VIETNAM - Emergency in the south: viral strain affects thousands of children and has already killed 16
Hanoi - A dangerous strain of a disease that affects hands, feet and mouth (HFMD) has hit Vietnam and has affected more than 21 thousand people, mostly children under 5 years of age, already killing 16.
According to the Ministry of Health, although it is a benign viral infection in industrialized countries, the EV71 strain of the HFMD continues to claim victims in Asia. In particular, in the southern part of Vietnam, the children are looked after in hygienically precarious kindergartens while parents work. The symptoms of this strain are fever, mouth sores and blisters on hands and feet.

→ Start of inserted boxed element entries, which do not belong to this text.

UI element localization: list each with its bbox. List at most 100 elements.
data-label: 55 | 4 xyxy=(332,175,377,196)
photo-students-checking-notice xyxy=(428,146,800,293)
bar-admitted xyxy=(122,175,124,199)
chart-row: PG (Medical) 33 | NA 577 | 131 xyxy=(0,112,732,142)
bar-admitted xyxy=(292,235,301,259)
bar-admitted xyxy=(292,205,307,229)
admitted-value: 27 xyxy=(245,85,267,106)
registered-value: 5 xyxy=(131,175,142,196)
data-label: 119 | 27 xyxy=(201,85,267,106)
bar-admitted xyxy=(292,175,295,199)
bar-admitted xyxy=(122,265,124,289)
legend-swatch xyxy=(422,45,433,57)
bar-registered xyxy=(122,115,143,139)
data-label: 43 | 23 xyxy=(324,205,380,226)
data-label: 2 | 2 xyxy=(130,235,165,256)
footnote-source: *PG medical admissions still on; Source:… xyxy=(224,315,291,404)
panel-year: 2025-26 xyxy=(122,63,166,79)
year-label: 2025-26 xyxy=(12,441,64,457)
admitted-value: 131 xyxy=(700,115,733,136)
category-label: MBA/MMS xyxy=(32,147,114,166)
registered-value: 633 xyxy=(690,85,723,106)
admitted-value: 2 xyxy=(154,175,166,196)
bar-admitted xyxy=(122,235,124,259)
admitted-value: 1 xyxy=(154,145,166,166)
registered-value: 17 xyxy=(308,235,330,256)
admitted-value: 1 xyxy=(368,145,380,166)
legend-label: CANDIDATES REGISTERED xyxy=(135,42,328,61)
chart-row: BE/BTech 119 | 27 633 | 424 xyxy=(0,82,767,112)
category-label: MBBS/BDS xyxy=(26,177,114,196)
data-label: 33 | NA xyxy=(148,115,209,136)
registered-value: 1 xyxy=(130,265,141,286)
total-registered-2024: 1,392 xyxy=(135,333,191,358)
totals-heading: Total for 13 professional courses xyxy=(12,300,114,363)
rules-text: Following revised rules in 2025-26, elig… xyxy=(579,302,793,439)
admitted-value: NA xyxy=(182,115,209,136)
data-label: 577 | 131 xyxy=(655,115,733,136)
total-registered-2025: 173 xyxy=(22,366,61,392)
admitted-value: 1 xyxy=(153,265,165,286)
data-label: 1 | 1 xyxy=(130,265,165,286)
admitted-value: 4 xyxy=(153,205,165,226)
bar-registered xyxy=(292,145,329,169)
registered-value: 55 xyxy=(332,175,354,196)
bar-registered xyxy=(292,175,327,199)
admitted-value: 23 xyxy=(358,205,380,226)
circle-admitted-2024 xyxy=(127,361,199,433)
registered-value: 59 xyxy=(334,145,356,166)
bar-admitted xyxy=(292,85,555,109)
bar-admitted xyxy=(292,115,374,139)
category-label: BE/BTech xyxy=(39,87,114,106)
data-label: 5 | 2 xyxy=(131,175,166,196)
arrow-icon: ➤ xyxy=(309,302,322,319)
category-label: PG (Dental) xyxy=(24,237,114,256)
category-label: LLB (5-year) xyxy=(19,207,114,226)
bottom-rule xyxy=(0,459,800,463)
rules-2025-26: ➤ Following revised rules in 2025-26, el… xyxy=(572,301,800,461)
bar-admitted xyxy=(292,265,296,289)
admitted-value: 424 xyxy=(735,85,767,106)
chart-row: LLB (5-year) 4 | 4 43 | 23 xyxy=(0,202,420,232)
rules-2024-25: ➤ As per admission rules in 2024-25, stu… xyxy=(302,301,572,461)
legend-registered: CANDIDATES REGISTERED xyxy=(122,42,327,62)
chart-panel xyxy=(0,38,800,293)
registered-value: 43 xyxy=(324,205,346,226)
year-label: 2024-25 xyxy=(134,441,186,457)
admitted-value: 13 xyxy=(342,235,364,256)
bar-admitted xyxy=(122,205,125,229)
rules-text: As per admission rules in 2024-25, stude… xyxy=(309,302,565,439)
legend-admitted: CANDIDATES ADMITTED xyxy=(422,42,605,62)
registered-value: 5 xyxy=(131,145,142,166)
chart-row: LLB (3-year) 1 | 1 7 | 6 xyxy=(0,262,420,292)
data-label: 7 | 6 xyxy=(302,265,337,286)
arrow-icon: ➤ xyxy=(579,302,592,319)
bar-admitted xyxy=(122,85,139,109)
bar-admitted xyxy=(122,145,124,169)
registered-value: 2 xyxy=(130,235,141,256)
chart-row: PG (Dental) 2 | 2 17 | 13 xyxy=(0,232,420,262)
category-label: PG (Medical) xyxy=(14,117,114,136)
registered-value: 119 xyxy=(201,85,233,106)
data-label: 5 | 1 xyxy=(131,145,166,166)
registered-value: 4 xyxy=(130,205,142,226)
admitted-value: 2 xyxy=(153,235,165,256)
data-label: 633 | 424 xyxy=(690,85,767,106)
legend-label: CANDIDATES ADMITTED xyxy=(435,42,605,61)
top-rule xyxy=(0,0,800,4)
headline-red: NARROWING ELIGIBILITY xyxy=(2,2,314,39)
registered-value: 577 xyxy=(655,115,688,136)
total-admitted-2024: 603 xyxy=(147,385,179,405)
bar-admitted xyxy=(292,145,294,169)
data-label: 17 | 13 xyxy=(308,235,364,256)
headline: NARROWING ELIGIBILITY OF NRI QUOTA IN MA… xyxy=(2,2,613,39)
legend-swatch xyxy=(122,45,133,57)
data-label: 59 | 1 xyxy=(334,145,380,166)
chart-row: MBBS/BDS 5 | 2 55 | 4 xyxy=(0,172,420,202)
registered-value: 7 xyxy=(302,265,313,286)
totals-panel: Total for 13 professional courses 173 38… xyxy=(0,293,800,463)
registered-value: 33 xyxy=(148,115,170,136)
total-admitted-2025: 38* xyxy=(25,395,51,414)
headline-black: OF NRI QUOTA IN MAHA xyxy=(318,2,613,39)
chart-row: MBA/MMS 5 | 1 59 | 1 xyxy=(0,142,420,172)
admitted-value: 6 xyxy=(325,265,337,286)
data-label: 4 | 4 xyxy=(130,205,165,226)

The disease is spread through contact with fluids of infected people, and yet there is no specific cure. Most viruses that cause HFMD are benign, but EV71 can be fatal. The new strain appeared in Vietnam last year and since then it has been a serious problem for children’s health. The risk of infection is greatly reduced by improving sanitation, operation for which the International Federation of Red Cross and Red Crescent Societies in Vietnam (IFRC) is committed to the promotion of public education campaigns. In 2011 there were 110 000 reported infections and 169 deaths related to EV71, mainly in the south. The disease is active all year round, with peaks between April and May and then again in September and October. In March 2012, the deaths recorded were double and the infection seven times more than the same period the previous year.